Ныне я слово в слово перепишу сюда письмо Майкла Эйнсуорта ради истории. Нетрудно представить, что в не столь отдаленном будущем воспоминание о сих таинственных аликорнах угаснет. Памятуя об этом, я стараюсь сохранить повествование прошлых дней. Хоть я и весьма сомневаюсь в мистической природе аликорнов, у меня нет повода сомневаться в истинности нижеизложенного. Суди сам, дорогой читатель.

Оглядевшись, Инди увидел, что Смитти еще не возвращался. Наверное, чистит лошадей. Инди решил продолжать чтение, чтобы узнать, что же скажет сам Эйнсуорт. Письмо датировалось 16 марта 1785 года.

Дорогой Джонатан!

Надеюсь, ты читаешь сие письмо, пребывая в добром здравии. Сам я на подобное надеяться не могу, поскольку жизнь моя быстро угасает. Посему спешу поведать тебе, коим образом сие случилось, и как тебе избегнуть пагубного рока.

Мой история начинается в те времена, когда ты был совсем дитя, а я только-только стал барристером.

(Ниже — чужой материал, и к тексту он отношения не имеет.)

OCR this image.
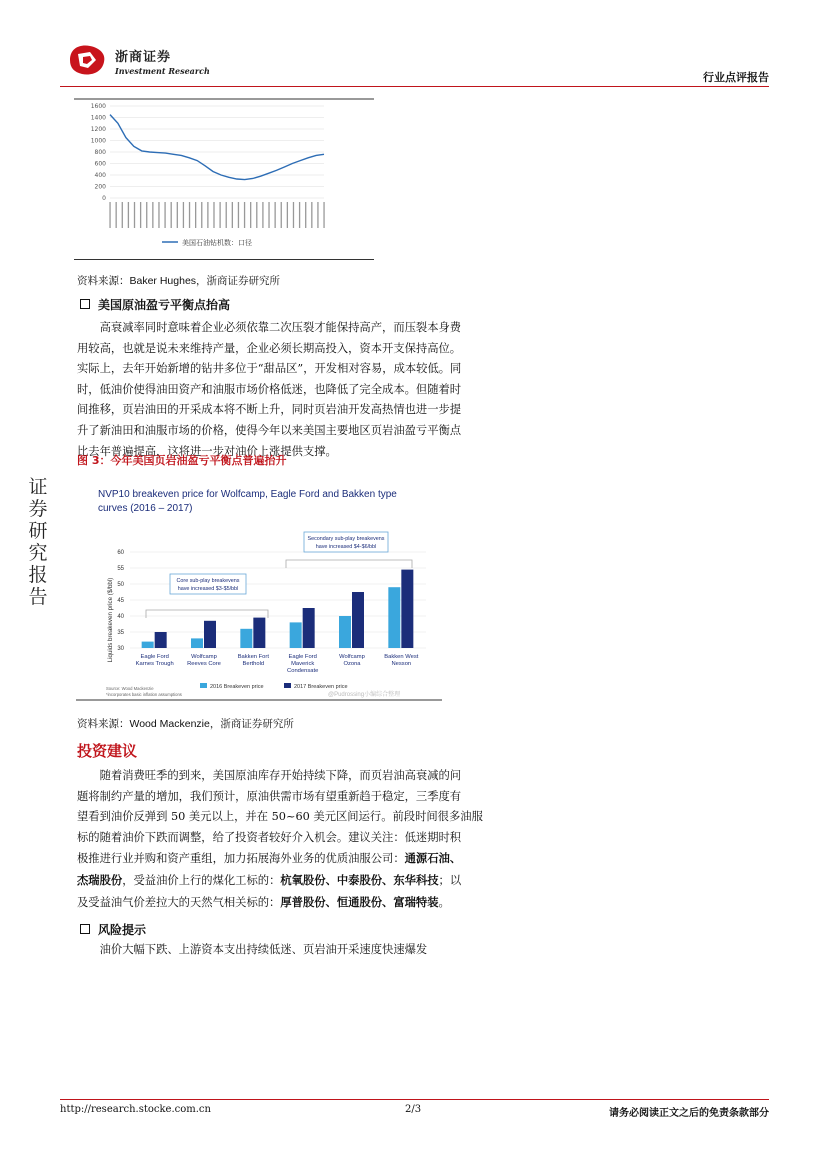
浙商证券
Investment Research	行业点评报告
证券研究报告
1600
1400
1200
1000
800
600
400
200
0
美国石油钻机数：口径
资料来源：Baker Hughes，浙商证券研究所
美国原油盈亏平衡点抬高
高衰减率同时意味着企业必须依靠二次压裂才能保持高产，而压裂本身费
用较高，也就是说未来维持产量，企业必须长期高投入，资本开支保持高位。
实际上，去年开始新增的钻井多位于“甜品区”，开发相对容易，成本较低。同
时，低油价使得油田资产和油服市场价格低迷，也降低了完全成本。但随着时
间推移，页岩油田的开采成本将不断上升，同时页岩油开发高热情也进一步提
升了新油田和油服市场的价格，使得今年以来美国主要地区页岩油盈亏平衡点
比去年普遍提高，这将进一步对油价上涨提供支撑。
图 3：今年美国页岩油盈亏平衡点普遍抬升
NVP10 breakeven price for Wolfcamp, Eagle Ford and Bakken type
curves (2016 – 2017)
Liquids breakeven price ($/bbl)
60
55
50
45
40
35
30
Eagle Ford
Karnes Trough
Wolfcamp
Reeves Core
Bakken Fort
Berthold
Eagle Ford
Maverick
Condensate
Wolfcamp
Ozona
Bakken West
Nesson
Core sub-play breakevens
have increased $3-$5/bbl
Secondary sub-play breakevens
have increased $4-$6/bbl
2016 Breakeven price	2017 Breakeven price
Source: Wood Mackenzie
*incorporates basic inflation assumptions	@Pudrossing小编综合整理
资料来源：Wood Mackenzie，浙商证券研究所
投资建议
随着消费旺季的到来，美国原油库存开始持续下降，而页岩油高衰减的问
题将制约产量的增加，我们预计，原油供需市场有望重新趋于稳定，三季度有
望看到油价反弹到 50 美元以上，并在 50~60 美元区间运行。前段时间很多油服
标的随着油价下跌而调整，给了投资者较好介入机会。建议关注：低迷期时积
极推进行业并购和资产重组，加力拓展海外业务的优质油服公司：通源石油、
杰瑞股份，受益油价上行的煤化工标的：杭氧股份、中泰股份、东华科技；以
及受益油气价差拉大的天然气相关标的：厚普股份、恒通股份、富瑞特装。
风险提示
油价大幅下跌、上游资本支出持续低迷、页岩油开采速度快速爆发
http://research.stocke.com.cn	2/3	请务必阅读正文之后的免责条款部分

В те дни меня наняла одна необычная организация, называемая Людьми Рога, расквартированная в величественном особняке в Мейфэйре. Вопреки названию, оная организация все усилия направляла на развенчание веры в единорогов, мне же вменялось в обязанность содержать в порядке их юридические дела. Следует отметить, что им неизменно сопутствовал успех. Рог единорога, сиречь аликорн, как известно, много веков подряд рекомендовался медиками в качестве противоядия и средства от заразных болезней, особливо чумы. Более того, порошок аликорна много лет официально числился в списке лекарств Английской королевской врачебной коллегии. Лишь в 1746 году, когда Люди Рога начали громогласно высмеивать сие снадобье, коллегия вычеркнула его из списка.

Из чистого любопытства я начал выяснять подноготную оной организации, а будучи допущен ко многим их бумагам, я вскоре выяснил, что сей древний орден образован в двенадцатом веке арабским мистиком, поселившимся в Лондоне. Совершенно очевидно, что поначалу Люди Рога страстно верили в единорогов, но особо интересовались их рогами. По их документам я заключил, что в 1600 году они нашли в Европе и Англии не менее дюжины аликорнов, каковые считались настоящими рогами единорогов. Изрядная часть их хранилась в больших храмах и монастырях. Оные рога считались священными и порой использовались в качестве епископских жезлов. Я наверняка запомнил, что два из них хранились в соборе Святого Марка, а еще один в Ювелирном домике лондонского Тауэра.